For '17, the seven- or eight-passenger, body-on-frame Nissan Armada gets an all-new exterior and interior, plus a new 5.6-liter Endurance V-8 with 390 hp and 401 lb-ft of torque and a new seven-speed automatic transmission, with Adaptive Shift Control and Downshift Rev-Matching. That's 73 more horses than the output from Nissan's old 5.6-liter engine. The new engine features variable valve timing and lift, direct injection, and a new piston design making an 11.2:1 compression ratio possible, up from 9.8:1.

Compared to the former model, the 2017 Armada's wheelbase is slightly shorter, at 121.1 inches, though overall length is up 1.2 inches, to 208.9 inches. The new Nissan Armada is 79.9 inches wide and 75.8 inches tall.

Standard features accessible from its 8-inch color monitor are Nissan Navigation with NavTraffic and NavWeather (though you must buy a separate SiriusXM subscription for it to work), heated front seats, and a Bose 13-speaker audio system.

Nissan also offers many active-safety features: Predictive Forward Collision Warning, blind-spot warning, Backup Collision Intervention, and Around View Monitor with moving object detection.
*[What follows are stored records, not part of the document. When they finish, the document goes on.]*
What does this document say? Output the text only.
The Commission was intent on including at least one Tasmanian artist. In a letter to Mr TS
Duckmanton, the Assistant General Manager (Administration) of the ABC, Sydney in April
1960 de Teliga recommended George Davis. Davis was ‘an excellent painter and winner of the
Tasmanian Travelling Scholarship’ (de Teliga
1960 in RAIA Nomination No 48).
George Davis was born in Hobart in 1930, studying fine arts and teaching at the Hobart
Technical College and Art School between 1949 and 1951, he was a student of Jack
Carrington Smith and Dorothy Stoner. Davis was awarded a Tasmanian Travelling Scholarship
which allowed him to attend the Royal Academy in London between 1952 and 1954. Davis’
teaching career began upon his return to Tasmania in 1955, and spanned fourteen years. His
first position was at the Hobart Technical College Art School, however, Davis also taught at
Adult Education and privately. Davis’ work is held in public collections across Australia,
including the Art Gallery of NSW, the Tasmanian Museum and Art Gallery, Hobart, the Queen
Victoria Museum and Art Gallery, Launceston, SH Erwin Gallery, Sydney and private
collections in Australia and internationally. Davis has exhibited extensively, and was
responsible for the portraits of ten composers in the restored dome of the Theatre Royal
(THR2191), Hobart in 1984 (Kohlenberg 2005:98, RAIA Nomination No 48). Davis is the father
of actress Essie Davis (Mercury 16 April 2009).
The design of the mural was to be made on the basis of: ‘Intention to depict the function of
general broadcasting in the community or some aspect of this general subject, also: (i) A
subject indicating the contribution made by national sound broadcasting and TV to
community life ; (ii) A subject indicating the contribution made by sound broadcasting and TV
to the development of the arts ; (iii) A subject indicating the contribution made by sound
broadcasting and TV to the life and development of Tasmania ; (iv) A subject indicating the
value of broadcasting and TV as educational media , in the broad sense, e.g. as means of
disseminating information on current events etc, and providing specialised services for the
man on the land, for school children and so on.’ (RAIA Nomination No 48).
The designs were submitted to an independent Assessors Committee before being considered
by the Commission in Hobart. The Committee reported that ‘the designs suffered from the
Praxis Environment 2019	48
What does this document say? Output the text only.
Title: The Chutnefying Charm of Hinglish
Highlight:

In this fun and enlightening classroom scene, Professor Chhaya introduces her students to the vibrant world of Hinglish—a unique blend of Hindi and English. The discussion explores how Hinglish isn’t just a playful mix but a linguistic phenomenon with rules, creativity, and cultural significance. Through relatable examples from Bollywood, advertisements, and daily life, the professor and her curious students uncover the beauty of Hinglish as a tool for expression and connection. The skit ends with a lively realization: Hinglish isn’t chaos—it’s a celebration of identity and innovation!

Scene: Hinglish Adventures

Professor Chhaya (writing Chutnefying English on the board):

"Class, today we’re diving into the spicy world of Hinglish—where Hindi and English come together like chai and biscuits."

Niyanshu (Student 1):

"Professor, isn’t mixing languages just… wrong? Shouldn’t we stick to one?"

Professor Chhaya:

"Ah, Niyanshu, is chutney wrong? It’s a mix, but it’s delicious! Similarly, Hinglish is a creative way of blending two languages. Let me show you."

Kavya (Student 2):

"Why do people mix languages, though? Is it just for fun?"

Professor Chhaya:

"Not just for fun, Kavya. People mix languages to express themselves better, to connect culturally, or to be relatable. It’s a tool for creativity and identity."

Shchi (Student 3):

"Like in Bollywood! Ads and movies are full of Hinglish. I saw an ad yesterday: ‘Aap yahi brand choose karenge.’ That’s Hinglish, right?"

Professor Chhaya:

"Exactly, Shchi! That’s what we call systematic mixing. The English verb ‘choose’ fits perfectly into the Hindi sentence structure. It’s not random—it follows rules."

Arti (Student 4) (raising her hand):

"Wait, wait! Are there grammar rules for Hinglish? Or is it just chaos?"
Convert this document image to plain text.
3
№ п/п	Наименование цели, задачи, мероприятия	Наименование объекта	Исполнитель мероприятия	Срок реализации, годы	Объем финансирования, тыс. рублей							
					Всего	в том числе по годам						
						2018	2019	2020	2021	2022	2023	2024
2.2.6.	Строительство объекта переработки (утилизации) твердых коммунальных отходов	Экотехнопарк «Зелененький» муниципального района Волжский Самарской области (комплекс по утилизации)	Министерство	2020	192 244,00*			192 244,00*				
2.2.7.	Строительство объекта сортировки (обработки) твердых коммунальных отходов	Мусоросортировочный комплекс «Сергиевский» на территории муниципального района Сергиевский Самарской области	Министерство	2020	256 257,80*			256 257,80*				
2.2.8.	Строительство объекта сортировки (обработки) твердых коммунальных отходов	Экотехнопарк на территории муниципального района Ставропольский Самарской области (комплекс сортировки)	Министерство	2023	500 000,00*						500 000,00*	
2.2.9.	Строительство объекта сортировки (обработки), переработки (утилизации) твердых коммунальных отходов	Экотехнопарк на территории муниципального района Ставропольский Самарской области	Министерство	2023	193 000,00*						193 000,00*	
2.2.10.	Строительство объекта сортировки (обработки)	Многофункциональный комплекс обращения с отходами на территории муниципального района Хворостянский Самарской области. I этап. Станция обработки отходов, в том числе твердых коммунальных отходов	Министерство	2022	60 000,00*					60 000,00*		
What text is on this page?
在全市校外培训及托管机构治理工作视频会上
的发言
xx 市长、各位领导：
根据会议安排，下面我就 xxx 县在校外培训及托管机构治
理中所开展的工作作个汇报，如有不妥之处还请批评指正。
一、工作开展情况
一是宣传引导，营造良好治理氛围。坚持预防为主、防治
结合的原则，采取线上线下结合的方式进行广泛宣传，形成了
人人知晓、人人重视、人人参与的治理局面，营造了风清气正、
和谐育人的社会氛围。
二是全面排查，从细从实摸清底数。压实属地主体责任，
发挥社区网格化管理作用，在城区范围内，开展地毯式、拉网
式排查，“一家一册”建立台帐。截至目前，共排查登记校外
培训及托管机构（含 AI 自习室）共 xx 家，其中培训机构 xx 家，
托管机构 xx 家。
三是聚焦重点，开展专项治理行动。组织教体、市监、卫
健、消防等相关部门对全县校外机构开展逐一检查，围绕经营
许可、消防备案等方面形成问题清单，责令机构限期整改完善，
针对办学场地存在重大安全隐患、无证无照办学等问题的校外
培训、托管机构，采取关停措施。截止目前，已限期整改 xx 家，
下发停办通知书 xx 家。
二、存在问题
In addition, Nissan offers optional adaptive cruise control, Distance Control Assist with Forward Emergency Braking, and lane-departure warning and prevention systems. LED low-beam headlamps and daytime running lamps are standard. A puddle-light system turns on automatically when the driver approaches the Armada. So the new 2017 Nissan Armada leaves the rugged simplicity of the venerable Patrol behind, while retaining its attitude and its place in the brand's lineup. It's a recipe for a big, low-volume though high-profit model that should serve Nissan as well as it has served Land Rover with its Range Rover and Toyota with its Land Cruiser.